Volume 14 Issue 9, September 2012

Lineage conversion has recently attracted increasing attention as a potential alternative to the directed differentiation of pluripotent cells to obtain cells of a given lineage. Different means allowing for cell identity switch have been reported. Lineage conversion relied initially on the discovery of specific transcription factors generally enriched and characteristic of the target cell, and their forced expression in cells of a different fate. This approach has been successful in various cases, from cells of the hematopoietic systems to neurons and cardiomyocytes. Furthermore, recent reports have suggested the possibility of establishing a general lineage conversion approach bypassing pluripotency. This requires a first phase of epigenetic erasure achieved by short overexpression of the factors used to reprogram cells to a pluripotent state (such as a combination of Sox2, Klf4, c-Myc and Oct4), followed by exposure to specific developmental cues. Here we present these different direct conversion methodologies and discuss their potential as alternatives to using induced pluripotent stem cells and differentiation protocols to generate cell populations of a given fate.

In a large-scale analysis, the effects of DNA damage on the levels and localization of almost every protein in an organism have now been tracked in living cells. It is shown that that although many proteins change their position or concentration, they rarely do both.

How cells sense and respond to physical forces is an area of intense investigation, which poses significant challenges for in vitro experiments and even greater obstacles for in vivo studies. Analyses of integrin complex dynamics in Drosophila melanogaster now provide evidence that altering mechanical force modulates the stability of integrin adhesion in vivo.

Kinesin-2 motors mediate anterograde intraflagellar transport (IFT) of IFT particles from the ciliary base to its tip, where particles are remodelled before retrograde transport by dynein 2 motors. Bardet-Biedl syndrome (BBS) and IFT-A proteins are now implicated in regulation of IFT assembly at the ciliary base and tip.

It is widely assumed that peripheral membrane proteins induce intracellular membrane curvature by the asymmetric insertion of a protein segment into the lipid bilayer, or by imposing shape by adhesion of a curved protein domain to the membrane surface. Two papers now provide convincing evidence challenging these views. The first shows that specific assembly of a clathrin protein scaffold, coupled to the membrane, seems to be the most prevalent mechanism for bending a lipid bilayer in a cell. The second reports that membrane crowding, driven by protein–protein interactions, can also drive membrane bending, even in the absence of any protein insertion into the bilayer.
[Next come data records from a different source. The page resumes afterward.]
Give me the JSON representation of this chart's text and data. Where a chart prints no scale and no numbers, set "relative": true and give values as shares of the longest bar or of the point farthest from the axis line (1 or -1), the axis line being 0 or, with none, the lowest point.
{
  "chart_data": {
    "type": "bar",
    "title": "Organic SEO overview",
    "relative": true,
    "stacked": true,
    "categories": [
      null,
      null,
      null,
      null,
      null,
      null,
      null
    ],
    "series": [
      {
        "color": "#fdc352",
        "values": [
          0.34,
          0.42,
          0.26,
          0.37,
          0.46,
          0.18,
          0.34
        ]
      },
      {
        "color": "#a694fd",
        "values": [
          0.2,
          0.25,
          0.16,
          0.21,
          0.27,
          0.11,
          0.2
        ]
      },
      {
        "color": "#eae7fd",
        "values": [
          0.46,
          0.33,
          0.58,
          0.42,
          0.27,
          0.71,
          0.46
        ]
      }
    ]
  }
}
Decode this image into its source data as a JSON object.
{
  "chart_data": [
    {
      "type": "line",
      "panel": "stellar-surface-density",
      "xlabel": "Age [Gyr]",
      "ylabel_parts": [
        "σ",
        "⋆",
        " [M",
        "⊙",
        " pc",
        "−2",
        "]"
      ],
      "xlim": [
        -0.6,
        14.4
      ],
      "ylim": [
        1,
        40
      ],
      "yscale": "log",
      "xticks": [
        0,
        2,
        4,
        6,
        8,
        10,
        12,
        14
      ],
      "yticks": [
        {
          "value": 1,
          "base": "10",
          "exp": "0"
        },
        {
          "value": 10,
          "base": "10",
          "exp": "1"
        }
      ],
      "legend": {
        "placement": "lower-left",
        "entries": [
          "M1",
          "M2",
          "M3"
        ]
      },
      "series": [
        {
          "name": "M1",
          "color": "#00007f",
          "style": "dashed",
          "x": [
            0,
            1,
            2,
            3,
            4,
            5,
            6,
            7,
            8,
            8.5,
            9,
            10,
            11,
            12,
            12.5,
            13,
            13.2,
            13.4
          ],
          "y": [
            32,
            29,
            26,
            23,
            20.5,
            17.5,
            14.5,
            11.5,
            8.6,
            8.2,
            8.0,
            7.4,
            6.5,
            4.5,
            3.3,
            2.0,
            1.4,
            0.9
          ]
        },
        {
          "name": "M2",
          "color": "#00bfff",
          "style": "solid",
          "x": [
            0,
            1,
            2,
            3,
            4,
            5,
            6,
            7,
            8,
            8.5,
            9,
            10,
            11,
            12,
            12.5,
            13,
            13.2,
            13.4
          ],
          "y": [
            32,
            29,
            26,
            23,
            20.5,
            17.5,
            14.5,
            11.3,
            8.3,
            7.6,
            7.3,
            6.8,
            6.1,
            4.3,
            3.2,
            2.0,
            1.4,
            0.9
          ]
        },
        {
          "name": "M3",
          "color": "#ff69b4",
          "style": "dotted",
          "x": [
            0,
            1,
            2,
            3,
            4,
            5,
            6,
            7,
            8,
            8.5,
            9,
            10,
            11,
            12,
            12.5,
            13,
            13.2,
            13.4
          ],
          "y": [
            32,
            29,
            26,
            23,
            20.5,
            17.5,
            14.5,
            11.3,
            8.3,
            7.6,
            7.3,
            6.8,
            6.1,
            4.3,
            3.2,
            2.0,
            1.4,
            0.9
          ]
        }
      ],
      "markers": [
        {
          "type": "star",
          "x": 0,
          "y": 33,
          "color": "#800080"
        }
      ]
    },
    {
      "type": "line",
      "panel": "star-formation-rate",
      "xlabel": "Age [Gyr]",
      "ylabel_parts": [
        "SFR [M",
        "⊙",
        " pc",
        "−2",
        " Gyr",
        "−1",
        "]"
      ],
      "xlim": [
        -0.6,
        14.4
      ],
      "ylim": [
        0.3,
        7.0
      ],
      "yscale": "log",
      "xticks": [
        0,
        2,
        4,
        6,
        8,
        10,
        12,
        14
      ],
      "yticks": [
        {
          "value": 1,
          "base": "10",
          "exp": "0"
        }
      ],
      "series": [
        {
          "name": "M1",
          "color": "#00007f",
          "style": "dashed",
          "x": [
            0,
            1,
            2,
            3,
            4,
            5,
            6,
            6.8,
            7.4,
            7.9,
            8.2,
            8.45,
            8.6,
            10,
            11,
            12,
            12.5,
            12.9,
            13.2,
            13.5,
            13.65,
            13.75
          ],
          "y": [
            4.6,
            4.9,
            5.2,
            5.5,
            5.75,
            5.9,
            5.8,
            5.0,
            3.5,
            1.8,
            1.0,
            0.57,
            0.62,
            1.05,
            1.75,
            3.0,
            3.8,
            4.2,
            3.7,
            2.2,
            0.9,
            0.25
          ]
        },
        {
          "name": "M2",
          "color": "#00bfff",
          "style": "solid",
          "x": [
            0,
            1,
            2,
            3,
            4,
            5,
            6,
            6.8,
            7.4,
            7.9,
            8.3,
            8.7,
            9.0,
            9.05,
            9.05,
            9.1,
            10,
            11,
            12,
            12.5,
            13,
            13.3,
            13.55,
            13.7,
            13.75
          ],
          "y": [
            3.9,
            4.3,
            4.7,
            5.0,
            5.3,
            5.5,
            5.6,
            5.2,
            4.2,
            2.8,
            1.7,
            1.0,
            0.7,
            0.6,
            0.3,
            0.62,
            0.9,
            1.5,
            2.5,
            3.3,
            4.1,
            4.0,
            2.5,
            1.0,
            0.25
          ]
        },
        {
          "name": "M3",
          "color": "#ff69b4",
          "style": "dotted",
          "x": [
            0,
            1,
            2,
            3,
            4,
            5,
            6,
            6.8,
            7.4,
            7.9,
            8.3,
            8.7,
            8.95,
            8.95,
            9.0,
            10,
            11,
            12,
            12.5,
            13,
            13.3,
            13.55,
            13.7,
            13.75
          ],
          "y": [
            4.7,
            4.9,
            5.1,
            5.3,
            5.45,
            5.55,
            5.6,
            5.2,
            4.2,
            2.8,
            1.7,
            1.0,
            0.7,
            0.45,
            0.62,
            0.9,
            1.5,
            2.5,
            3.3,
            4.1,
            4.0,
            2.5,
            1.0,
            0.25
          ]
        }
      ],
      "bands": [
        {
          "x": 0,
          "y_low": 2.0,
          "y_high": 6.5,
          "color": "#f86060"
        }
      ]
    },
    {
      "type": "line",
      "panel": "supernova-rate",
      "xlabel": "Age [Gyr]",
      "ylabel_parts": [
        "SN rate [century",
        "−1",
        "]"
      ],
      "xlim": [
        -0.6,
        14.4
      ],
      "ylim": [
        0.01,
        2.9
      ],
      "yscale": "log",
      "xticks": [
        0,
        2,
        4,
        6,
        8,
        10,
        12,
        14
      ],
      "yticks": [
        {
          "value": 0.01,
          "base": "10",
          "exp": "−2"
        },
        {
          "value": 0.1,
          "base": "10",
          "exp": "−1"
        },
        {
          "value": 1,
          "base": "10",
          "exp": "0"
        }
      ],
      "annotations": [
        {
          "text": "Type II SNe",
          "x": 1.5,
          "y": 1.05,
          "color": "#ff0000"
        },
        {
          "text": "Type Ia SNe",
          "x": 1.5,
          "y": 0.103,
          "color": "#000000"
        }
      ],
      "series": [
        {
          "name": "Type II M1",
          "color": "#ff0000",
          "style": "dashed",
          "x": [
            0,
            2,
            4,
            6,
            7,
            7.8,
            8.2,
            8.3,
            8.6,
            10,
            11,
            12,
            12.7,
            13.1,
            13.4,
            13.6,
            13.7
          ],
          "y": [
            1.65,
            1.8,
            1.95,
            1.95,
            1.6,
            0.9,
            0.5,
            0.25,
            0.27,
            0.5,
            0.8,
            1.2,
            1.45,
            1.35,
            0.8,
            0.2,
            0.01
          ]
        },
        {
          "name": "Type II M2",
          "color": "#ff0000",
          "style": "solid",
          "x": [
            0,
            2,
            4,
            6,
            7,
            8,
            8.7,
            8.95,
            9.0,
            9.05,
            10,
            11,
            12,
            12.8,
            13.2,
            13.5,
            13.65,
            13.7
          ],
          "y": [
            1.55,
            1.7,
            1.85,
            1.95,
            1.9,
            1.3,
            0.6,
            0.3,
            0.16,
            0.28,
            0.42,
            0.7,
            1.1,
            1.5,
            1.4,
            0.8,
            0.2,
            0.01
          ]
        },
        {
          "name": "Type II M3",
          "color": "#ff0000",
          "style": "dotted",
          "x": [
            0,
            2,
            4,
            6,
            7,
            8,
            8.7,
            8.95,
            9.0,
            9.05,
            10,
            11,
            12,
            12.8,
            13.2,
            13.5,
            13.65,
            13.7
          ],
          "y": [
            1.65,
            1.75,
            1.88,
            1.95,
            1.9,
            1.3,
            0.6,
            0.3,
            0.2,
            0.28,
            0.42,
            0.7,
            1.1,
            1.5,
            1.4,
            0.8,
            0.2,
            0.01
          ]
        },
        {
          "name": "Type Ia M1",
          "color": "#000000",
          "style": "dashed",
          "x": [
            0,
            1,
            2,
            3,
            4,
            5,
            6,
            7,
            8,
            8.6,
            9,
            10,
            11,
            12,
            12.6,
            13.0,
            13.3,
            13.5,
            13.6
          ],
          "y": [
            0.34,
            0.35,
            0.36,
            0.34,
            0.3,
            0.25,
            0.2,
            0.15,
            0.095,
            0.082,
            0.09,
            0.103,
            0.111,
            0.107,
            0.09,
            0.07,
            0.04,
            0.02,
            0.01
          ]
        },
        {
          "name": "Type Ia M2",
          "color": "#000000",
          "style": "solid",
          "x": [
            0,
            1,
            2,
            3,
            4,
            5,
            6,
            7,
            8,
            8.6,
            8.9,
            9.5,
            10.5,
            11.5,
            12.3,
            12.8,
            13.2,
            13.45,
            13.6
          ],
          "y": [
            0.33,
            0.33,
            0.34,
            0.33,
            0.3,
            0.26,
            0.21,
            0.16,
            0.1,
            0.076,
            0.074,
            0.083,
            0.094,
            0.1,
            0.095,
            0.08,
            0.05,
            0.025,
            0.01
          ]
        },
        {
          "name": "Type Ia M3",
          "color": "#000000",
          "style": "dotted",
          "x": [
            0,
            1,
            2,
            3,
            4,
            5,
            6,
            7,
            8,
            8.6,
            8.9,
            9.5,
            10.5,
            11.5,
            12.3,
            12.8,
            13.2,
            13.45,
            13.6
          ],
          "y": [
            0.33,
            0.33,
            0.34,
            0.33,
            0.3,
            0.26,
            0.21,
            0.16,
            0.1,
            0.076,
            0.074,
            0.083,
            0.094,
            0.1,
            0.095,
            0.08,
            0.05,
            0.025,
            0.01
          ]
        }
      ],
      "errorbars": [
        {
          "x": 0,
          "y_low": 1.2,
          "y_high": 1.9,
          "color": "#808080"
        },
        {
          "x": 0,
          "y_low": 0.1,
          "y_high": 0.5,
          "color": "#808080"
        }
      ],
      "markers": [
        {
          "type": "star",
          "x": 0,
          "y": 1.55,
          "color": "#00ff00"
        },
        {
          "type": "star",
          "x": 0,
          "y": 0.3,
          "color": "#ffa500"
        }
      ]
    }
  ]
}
The CDKL5 kinase is mutated in several neurodevelopmental disorders. Broccoli and colleagues find that CDKL5 regulates dendritic spine formation by phosphorylating the adhesion molecule NGL-1, which acts on synaptic contacts. They also show that neurons (derived from induced pluripotent stem cells) from patients carrying the CDKL5 mutation have aberrant dendritic spines, similarly to rodents with impaired CDKL5 function.

The last step in autophagy involves fusion of autophagosomes with lysosomes to generate autolysosomes. Through proteomics analysis and an RNAi screen, Yu and colleagues provide mechanistic insight into how lysosomes are regenerated from autolysosomes. Their analyses reveal a key role for clathrin and phosphatidylinositol-4,5-bisphosphate (PtdIns(4,5)P₂) in this process.

Tanentzapf and colleagues use genetic mutations that alter tensile force at the Drosophila myotendinous junction to demonstrate that mechanical force controls in vivo turnover of integrin and intracellular adhesion complexes.

Membrane deformation is necessary to generate endocytic vesicles, but the molecular mechanisms proposed to drive membrane bending are controversial. Stachowiak and Schmid et al. report that crowding of proteins at the membrane is sufficient to induce curvature in vitro.

Intraflagellar transport (IFT) particles are essential for the biogenesis and maintenance of cilia. They assemble at the cilium base and travel up and down the cilia, turning around at the tip, but the mechanisms that regulate these processes were not clear. Hu and colleagues reveal a role for the BBSome in IFT assembly and turnaround.

Marine and colleagues use mouse models to show that loss of Dicer or its downstream microRNA cluster miR-17–92 in retinal progenitors prevents retinoblastoma formation through a synthetic lethal interaction with Rb and p53 deficiency.

Brown and colleagues take a systems-level approach to the DNA damage response by analysing the changes in localization and abundance of proteins in response to replication stress, using a budding yeast GFP fusion library and high-throughput microscopy.